Что час, то короче к могиле наш путь.
Налей, налей...

Разрушая песню, горько рыдал за столом барон Косинский:
– Двенадцать человек... как слизнуло. Спали вместе. На румпельных моторах. Там тепло. Ну, мне теперь похоронные писать. Где я найду слова для этих баб? Для маток, для вдов? За веру, за царя, за отечество... Но так же нельзя!

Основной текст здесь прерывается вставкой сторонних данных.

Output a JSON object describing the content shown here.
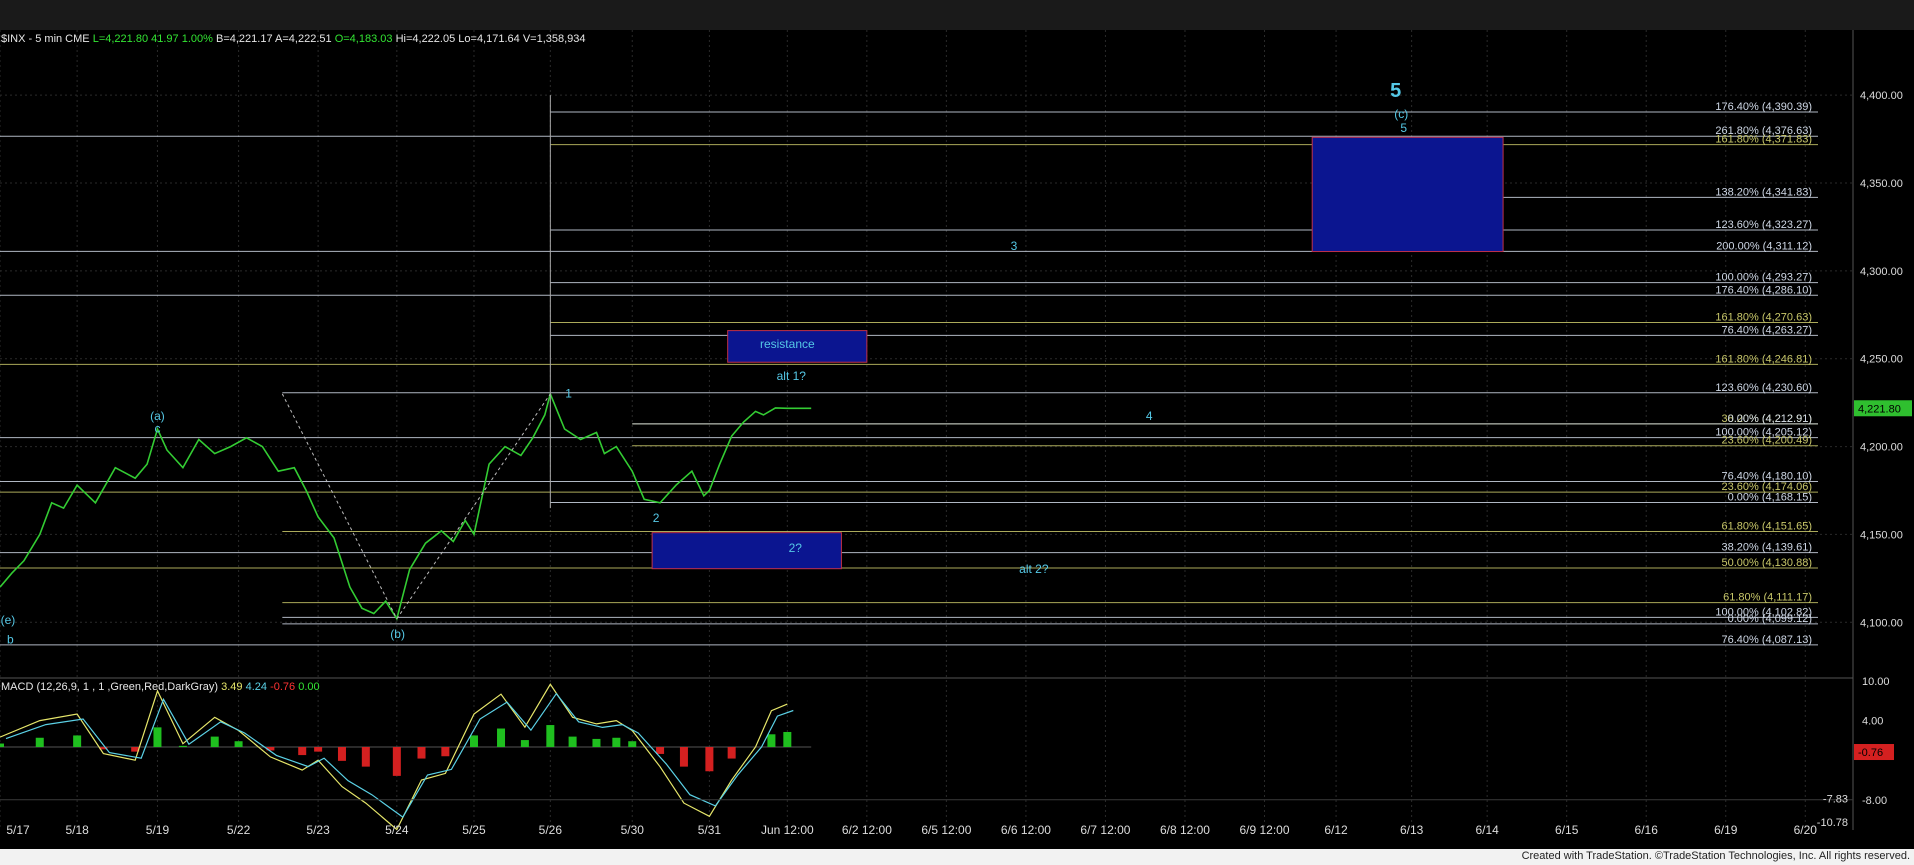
{
  "header": {
    "symbol": "$INX - 5 min  CME",
    "last": "L=4,221.80",
    "change": "41.97",
    "change_pct": "1.00%",
    "bid": "B=4,221.17",
    "ask": "A=4,222.51",
    "open": "O=4,183.03",
    "high": "Hi=4,222.05",
    "low": "Lo=4,171.64",
    "volume": "V=1,358,934"
  },
  "macd_header": {
    "label": "MACD (12,26,9, 1 , 1 ,Green,Red,DarkGray)",
    "v1": "3.49",
    "v2": "4.24",
    "v3": "-0.76",
    "v4": "0.00"
  },
  "footer": "Created with TradeStation. ©TradeStation Technologies, Inc. All rights reserved.",
  "colors": {
    "background": "#000000",
    "price": "#33cc33",
    "fib_white": "#cfd8e6",
    "fib_yellow": "#c9c86a",
    "label_cyan": "#55c8e6",
    "box": "#0b1590",
    "box_red": "#c0304a"
  },
  "chart_data": {
    "type": "line",
    "title": "$INX - 5 min",
    "y_axis": {
      "min": 4070,
      "max": 4420,
      "ticks": [
        4100,
        4150,
        4200,
        4250,
        4300,
        4350,
        4400
      ],
      "tick_labels": [
        "4,100.00",
        "4,150.00",
        "4,200.00",
        "4,250.00",
        "4,300.00",
        "4,350.00",
        "4,400.00"
      ]
    },
    "last_price": {
      "value": 4221.8,
      "label": "4,221.80"
    },
    "x_axis": {
      "labels": [
        "5/17",
        "5/18",
        "5/19",
        "5/22",
        "5/23",
        "5/24",
        "5/25",
        "5/26",
        "5/30",
        "5/31",
        "Jun 12:00",
        "6/2 12:00",
        "6/5 12:00",
        "6/6 12:00",
        "6/7 12:00",
        "6/8 12:00",
        "6/9 12:00",
        "6/12",
        "6/13",
        "6/14",
        "6/15",
        "6/16",
        "6/19",
        "6/20"
      ],
      "positions": [
        0,
        0.97,
        1.98,
        3.0,
        4.0,
        4.99,
        5.96,
        6.92,
        7.95,
        8.92,
        9.9,
        10.9,
        11.9,
        12.9,
        13.9,
        14.9,
        15.9,
        16.8,
        17.75,
        18.7,
        19.7,
        20.7,
        21.7,
        22.7
      ],
      "range": [
        0,
        23.3
      ]
    },
    "series": [
      {
        "name": "$INX",
        "x": [
          0,
          0.15,
          0.3,
          0.5,
          0.65,
          0.8,
          0.97,
          1.2,
          1.45,
          1.7,
          1.85,
          1.98,
          2.1,
          2.3,
          2.5,
          2.7,
          2.9,
          3.1,
          3.3,
          3.5,
          3.7,
          3.85,
          4.0,
          4.2,
          4.4,
          4.55,
          4.7,
          4.85,
          4.99,
          5.15,
          5.35,
          5.55,
          5.7,
          5.85,
          5.96,
          6.15,
          6.35,
          6.55,
          6.7,
          6.85,
          6.92,
          7.1,
          7.3,
          7.5,
          7.6,
          7.75,
          7.95,
          8.1,
          8.3,
          8.5,
          8.7,
          8.85,
          8.92,
          9.05,
          9.2,
          9.35,
          9.5,
          9.6,
          9.75,
          9.9,
          10.05,
          10.2
        ],
        "y": [
          4120,
          4128,
          4135,
          4150,
          4168,
          4165,
          4178,
          4168,
          4188,
          4182,
          4190,
          4210,
          4198,
          4188,
          4204,
          4196,
          4200,
          4205,
          4200,
          4186,
          4188,
          4175,
          4160,
          4148,
          4120,
          4108,
          4105,
          4112,
          4102,
          4130,
          4145,
          4152,
          4146,
          4158,
          4150,
          4190,
          4200,
          4195,
          4205,
          4218,
          4230,
          4210,
          4204,
          4208,
          4196,
          4200,
          4186,
          4170,
          4168,
          4178,
          4186,
          4172,
          4175,
          4190,
          4206,
          4214,
          4220,
          4218,
          4222,
          4221.8,
          4221.8,
          4221.8
        ]
      },
      {
        "name": "MACD",
        "x": [
          0,
          0.5,
          0.97,
          1.3,
          1.7,
          1.98,
          2.3,
          2.7,
          3.0,
          3.4,
          3.8,
          4.0,
          4.3,
          4.6,
          4.99,
          5.3,
          5.6,
          5.96,
          6.3,
          6.6,
          6.92,
          7.2,
          7.5,
          7.75,
          7.95,
          8.3,
          8.6,
          8.92,
          9.2,
          9.5,
          9.7,
          9.9
        ],
        "y": [
          1.5,
          4.0,
          5.0,
          -1.0,
          -2.0,
          8.5,
          0.5,
          4.5,
          2.5,
          -1.5,
          -3.5,
          -2.0,
          -6.0,
          -8.5,
          -12.5,
          -5.0,
          -4.0,
          5.0,
          8.0,
          3.0,
          9.5,
          4.5,
          3.5,
          4.0,
          2.5,
          -3.0,
          -8.5,
          -10.5,
          -5.0,
          0,
          5.5,
          6.5
        ]
      }
    ],
    "macd_axis": {
      "ticks": [
        10.0,
        4.0,
        -8.0
      ],
      "tick_labels": [
        "10.00",
        "4.00",
        "-8.00"
      ],
      "markers": [
        "-0.76",
        "-7.83",
        "-10.78"
      ]
    },
    "fib_levels": [
      {
        "label": "176.40% (4,390.39)",
        "value": 4390.39,
        "color": "white",
        "x0": 6.92
      },
      {
        "label": "261.80% (4,376.63)",
        "value": 4376.63,
        "color": "white",
        "x0": 0
      },
      {
        "label": "161.80% (4,371.83)",
        "value": 4371.83,
        "color": "yellow",
        "x0": 6.92
      },
      {
        "label": "138.20% (4,341.83)",
        "value": 4341.83,
        "color": "white",
        "x0": 17.7
      },
      {
        "label": "123.60% (4,323.27)",
        "value": 4323.27,
        "color": "white",
        "x0": 6.92
      },
      {
        "label": "200.00% (4,311.12)",
        "value": 4311.12,
        "color": "white",
        "x0": 0
      },
      {
        "label": "100.00% (4,293.27)",
        "value": 4293.27,
        "color": "white",
        "x0": 6.92
      },
      {
        "label": "176.40% (4,286.10)",
        "value": 4286.1,
        "color": "white",
        "x0": 0
      },
      {
        "label": "161.80% (4,270.63)",
        "value": 4270.63,
        "color": "yellow",
        "x0": 6.92
      },
      {
        "label": "76.40% (4,263.27)",
        "value": 4263.27,
        "color": "white",
        "x0": 6.92
      },
      {
        "label": "161.80% (4,246.81)",
        "value": 4246.81,
        "color": "yellow",
        "x0": 0
      },
      {
        "label": "123.60% (4,230.60)",
        "value": 4230.6,
        "color": "white",
        "x0": 3.55
      },
      {
        "label": "38.20% (4,212.91)",
        "value": 4212.91,
        "color": "yellow",
        "x0": 7.95
      },
      {
        "label": "0.00% (4,212.91)",
        "value": 4212.91,
        "color": "white",
        "x0": 7.95
      },
      {
        "label": "100.00% (4,205.12)",
        "value": 4205.12,
        "color": "white",
        "x0": 0
      },
      {
        "label": "23.60% (4,200.49)",
        "value": 4200.49,
        "color": "yellow",
        "x0": 7.95
      },
      {
        "label": "76.40% (4,180.10)",
        "value": 4180.1,
        "color": "white",
        "x0": 0
      },
      {
        "label": "23.60% (4,174.06)",
        "value": 4174.06,
        "color": "yellow",
        "x0": 0
      },
      {
        "label": "0.00% (4,168.15)",
        "value": 4168.15,
        "color": "white",
        "x0": 6.92
      },
      {
        "label": "61.80% (4,151.65)",
        "value": 4151.65,
        "color": "yellow",
        "x0": 3.55
      },
      {
        "label": "38.20% (4,139.61)",
        "value": 4139.61,
        "color": "white",
        "x0": 0
      },
      {
        "label": "50.00% (4,130.88)",
        "value": 4130.88,
        "color": "yellow",
        "x0": 0
      },
      {
        "label": "61.80% (4,111.17)",
        "value": 4111.17,
        "color": "yellow",
        "x0": 3.55
      },
      {
        "label": "100.00% (4,102.82)",
        "value": 4102.82,
        "color": "white",
        "x0": 3.55
      },
      {
        "label": "0.00% (4,099.12)",
        "value": 4099.12,
        "color": "white",
        "x0": 3.55
      },
      {
        "label": "76.40% (4,087.13)",
        "value": 4087.13,
        "color": "white",
        "x0": 0
      }
    ],
    "boxes": [
      {
        "name": "resistance-box",
        "x0": 9.15,
        "x1": 10.9,
        "y0": 4248,
        "y1": 4266,
        "border": "red",
        "label": "resistance"
      },
      {
        "name": "alt2-box",
        "x0": 8.2,
        "x1": 10.58,
        "y0": 4130.5,
        "y1": 4151,
        "border": "red",
        "label": ""
      },
      {
        "name": "target-box",
        "x0": 16.5,
        "x1": 18.9,
        "y0": 4311,
        "y1": 4376,
        "border": "red",
        "label": ""
      }
    ],
    "annotations": [
      {
        "text": "5",
        "x": 17.55,
        "y": 4399,
        "size": "big"
      },
      {
        "text": "(c)",
        "x": 17.62,
        "y": 4387,
        "size": "small"
      },
      {
        "text": "5",
        "x": 17.65,
        "y": 4379,
        "size": "small"
      },
      {
        "text": "3",
        "x": 12.75,
        "y": 4312,
        "size": "small"
      },
      {
        "text": "resistance",
        "x": 9.9,
        "y": 4256,
        "size": "small"
      },
      {
        "text": "alt 1?",
        "x": 9.95,
        "y": 4238,
        "size": "small"
      },
      {
        "text": "1",
        "x": 7.15,
        "y": 4228,
        "size": "small"
      },
      {
        "text": "4",
        "x": 14.45,
        "y": 4215,
        "size": "small"
      },
      {
        "text": "(a)",
        "x": 1.98,
        "y": 4215,
        "size": "small"
      },
      {
        "text": "c",
        "x": 1.98,
        "y": 4208,
        "size": "small"
      },
      {
        "text": "2",
        "x": 8.25,
        "y": 4157,
        "size": "small"
      },
      {
        "text": "2?",
        "x": 10.0,
        "y": 4140,
        "size": "small"
      },
      {
        "text": "alt 2?",
        "x": 13.0,
        "y": 4128,
        "size": "small"
      },
      {
        "text": "(e)",
        "x": 0.1,
        "y": 4099,
        "size": "small"
      },
      {
        "text": "b",
        "x": 0.13,
        "y": 4088,
        "size": "small"
      },
      {
        "text": "(b)",
        "x": 5.0,
        "y": 4091,
        "size": "small"
      }
    ],
    "grid": true
  }
}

Это не слова... профанация!
Вздрогнули певучие гитары – нет, не о смерти сейчас:
За милых женщин,
прелестных женщин,
любивших нас хотя бы раз...

«Забияку» поставили на капремонт . Вмерзли эсминцы во льды ревельских гаваней. Морозы стояли трескучие. Давно уже Балтика не знала такой суровой зимы, как эта. Три ледокола не могли пробиться в Рижский залив, а могучий «Геркулес» вернулся с моря едва жив – без заклепок в бортах, корпус его дал трещины от сжатия льдов. И до самой весны остался зимовать в Моонзунде линкор «Слава» (не сиятельный, а просто старательный).

* * *

Война была империалистической – это так. Она была войной за передел мира – так. На этой войне наживались капиталисты, барышники и спекулянты – тоже так. И не всем русским были ясны тогда эти истины, и они воевали с врагом не щадя себя.
Русская армия, русский флот и юная русская авиация сражались с высокой доблестью. Не они виноваты, что немцы наступали. Был подлинный массовый героизм народа, а зачеркивать его – это значит обеднять историю нашего государства.
В торжественных залах музея русской морской славы висят знамена тех кораблей, о которых я пишу вам.